おばさんは驚いたように目を見開いていたけれど、それから ふっと口元を緩めてゆっくり頷いてくれた。

「もちろん」

それから 私の肩を、ぽんと叩く。

 
「悠名さんのお母様の代わりにはなれないでしょうけど おばさんで良かったら何でも相談に乗るわよ」

夕焼け空を親子スズメが連れ立って舞う。
巣に帰るのだろう。

「仕事も、それから恋もね」

私も、お家に帰らなきゃ。
信玄様と、二人が待っていてくれる家に。

「ありがと、おばさん」

温かい。
肩から伝わる体温に懐かしい温もりを思い出す。

「で…実際どうなの。

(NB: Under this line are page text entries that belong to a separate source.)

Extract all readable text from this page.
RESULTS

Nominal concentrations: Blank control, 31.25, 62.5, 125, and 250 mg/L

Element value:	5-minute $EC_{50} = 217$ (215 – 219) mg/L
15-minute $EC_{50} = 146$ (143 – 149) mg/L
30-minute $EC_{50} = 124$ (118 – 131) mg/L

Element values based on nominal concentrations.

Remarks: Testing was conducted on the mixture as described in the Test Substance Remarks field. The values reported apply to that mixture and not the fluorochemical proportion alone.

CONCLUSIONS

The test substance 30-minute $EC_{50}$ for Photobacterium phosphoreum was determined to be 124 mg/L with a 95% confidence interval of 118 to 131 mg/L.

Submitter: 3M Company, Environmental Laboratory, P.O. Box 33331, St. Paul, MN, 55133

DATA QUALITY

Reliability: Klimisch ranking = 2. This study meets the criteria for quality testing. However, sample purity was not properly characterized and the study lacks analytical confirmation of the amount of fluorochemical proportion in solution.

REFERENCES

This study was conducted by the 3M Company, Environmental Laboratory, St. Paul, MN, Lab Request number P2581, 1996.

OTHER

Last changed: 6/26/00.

他に好きな人がいるなんて嘯いちゃって…本当はどっちが本命なのかしら。当ててあげよっか」
「だからほんとにあの二人はタダの友達だってばぁ!」

おばさんの取り調べは、そう簡単には終わりそうもないけれど。

知っているものとは少し違う、それでも確かな優しい温もりに、私は ぐすっと鼻を啜ったのだった。